TOKYO (Reuters) - Japan’s main opposition party, which until recently touted plans to stand up to the United States and form closer ties in Asia, is taking a more pragmatic line toward Tokyo’s top ally ahead of a likely election victory.
That should help ease concerns about any possible upset in the relationship, under which Japan has for decades kept in lockstep with the United States on security policy in return for the shelter of its “nuclear umbrella.”
Analysts say the change in emphasis by the opposition Democratic Party of Japan (DPJ) is both a bid to avoid alienating voters ahead of the August 30 poll and a sign of a new realism as it confronts a growing probability of taking power.
“The stage is completely different now,” said Yukio Okamoto, a former diplomat now of think tank Okamoto Associates.
“They have to really, realistically think about what they are going to do,” he added. “The line they have been insisting on so far is untenable, unsustainable in the face of the stark realities of the world security situation.”
The long-ruling Liberal Democratic Party (LDP) has made the U.S.-Japan alliance the core of its diplomatic and security policies since the end of World War Two, and has stretched the limits of its pacifist constitution, often at U.S. urging.

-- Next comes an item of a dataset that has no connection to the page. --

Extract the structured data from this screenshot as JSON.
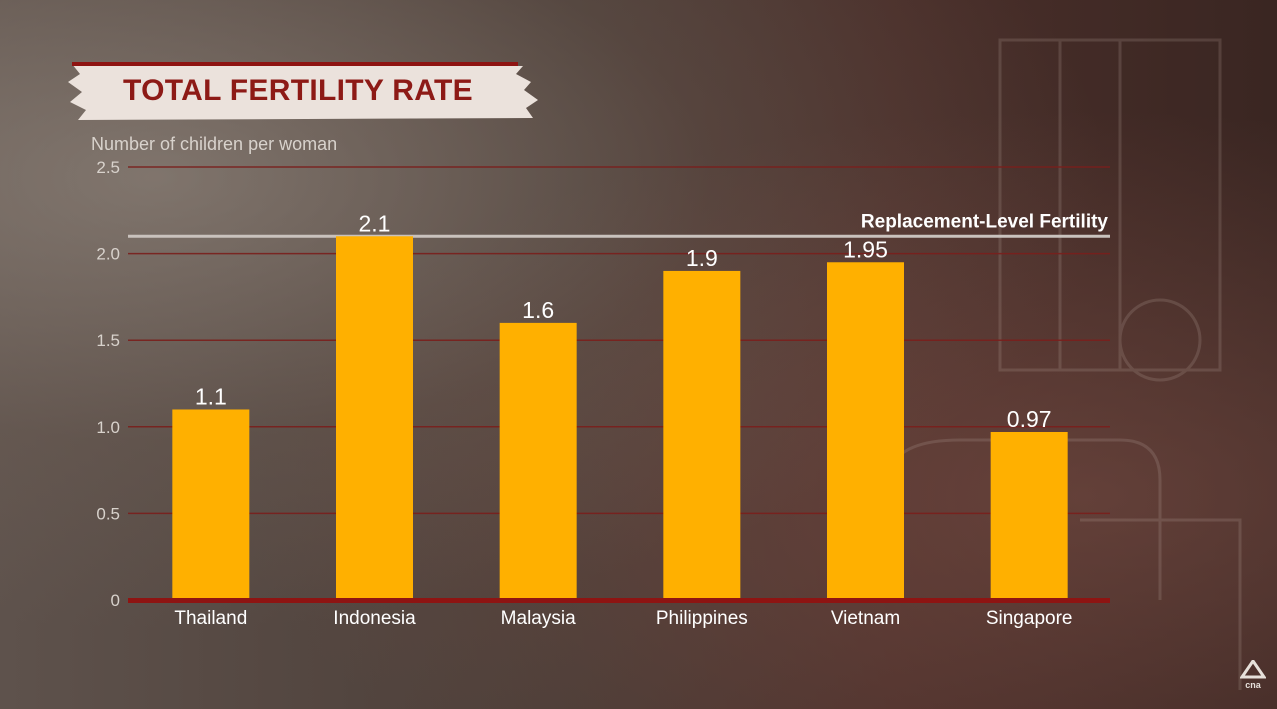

In an effort to erode the rival Democrats’ lead in opinion polls, the LDP has repeatedly accused opposition leaders of lacking the experience to handle growing regional threats.
North Korea conducted a nuclear test in May, following what Pyongyang said was the launch of a rocket, which passed over a nervous Japan. China’s rapidly rising military might is another constant concern for Japan, whose defense budget has been sliding for seven years.
“In the midst of that, your security policy is ‘let’s distance ourselves from our ally of the past 50 years and embark on a new security policy’? It’s a no-brainer that you back away from that,” said Brad Glosserman of Hawaii-based think tank Pacific Forum CSIS.
“Essentially, what the DPJ wants to do at this point is eliminate every reason that voters have for not voting for them.”
Democratic Party leaders have long stressed that they will keep the U.S. alliance at the center of Japan’s security policy, but their plans to challenge the current consensus on a range of issues could cause friction.
Former party leader Ichiro Ozawa sparked criticism in February, for example, when he said that most of the 47,000 U.S. troops based in Japan were not needed.
The DPJ has also attacked an agreement to move 8,000 U.S. Marines from the southern island of Okinawa to the U.S. territory of Guam, because of the high costs involved for Japan.
Under Ozawa’s successor, Yukio Hatoyama, the party is now distancing itself from promises to call an immediate halt to a refueling mission in support of U.S.-led military operations in Afghanistan.
The DPJ has in the past delayed legislation enabling the mission, saying it was a breach of Japan’s pacifist constitution. Ozawa publicly snubbed a personal request from then-U.S. ambassador Thomas Schieffer in 2007 to back it.
References to “radical” reform of the Status of Forces Agreement that dictates the treatment of U.S. forces in Japan and to “constant monitoring” of costs of American bases that are footed by Japan have been removed from the DPJ’s manifesto, the Mainichi newspaper said earlier this month.
The official party platform has yet to be unveiled.
Many analysts are optimistic about Japan’s relations with Asian neighbors if the DPJ takes power, since the party is unlikely to spark the kind of feuds over wartime history that have periodically marred ties with South Korea and China.
The DPJ could also prove a better fit than the ruling party with U.S. President Barack Obama’s administration.
“There’ll be times when the Japanese disagree with us. Most of the time they’ll agree with us,” Daniel Sneider, Associate director for research at the Walter H. Shorenstein Asia-Pacific Research Center, Stanford University, said at a panel discussion in Washington this week. “That’s a healthy relationship.”
But others are still concerned about whether the DPJ can tone down security policies introduced in opposition once it takes over. The timing is especially critical since key five-year defense plans are scheduled to be completed by the end of 2009.
“The DPJ may be able to make some mistakes on individual security decisions, which it can make good later,” Okamoto said. “But this exercise of deciding the five-year plan cannot be made good if they blunder,” he added. “Once it’s done, that’s it.
“They had better come to a very quick realization about what Japan needs to do.”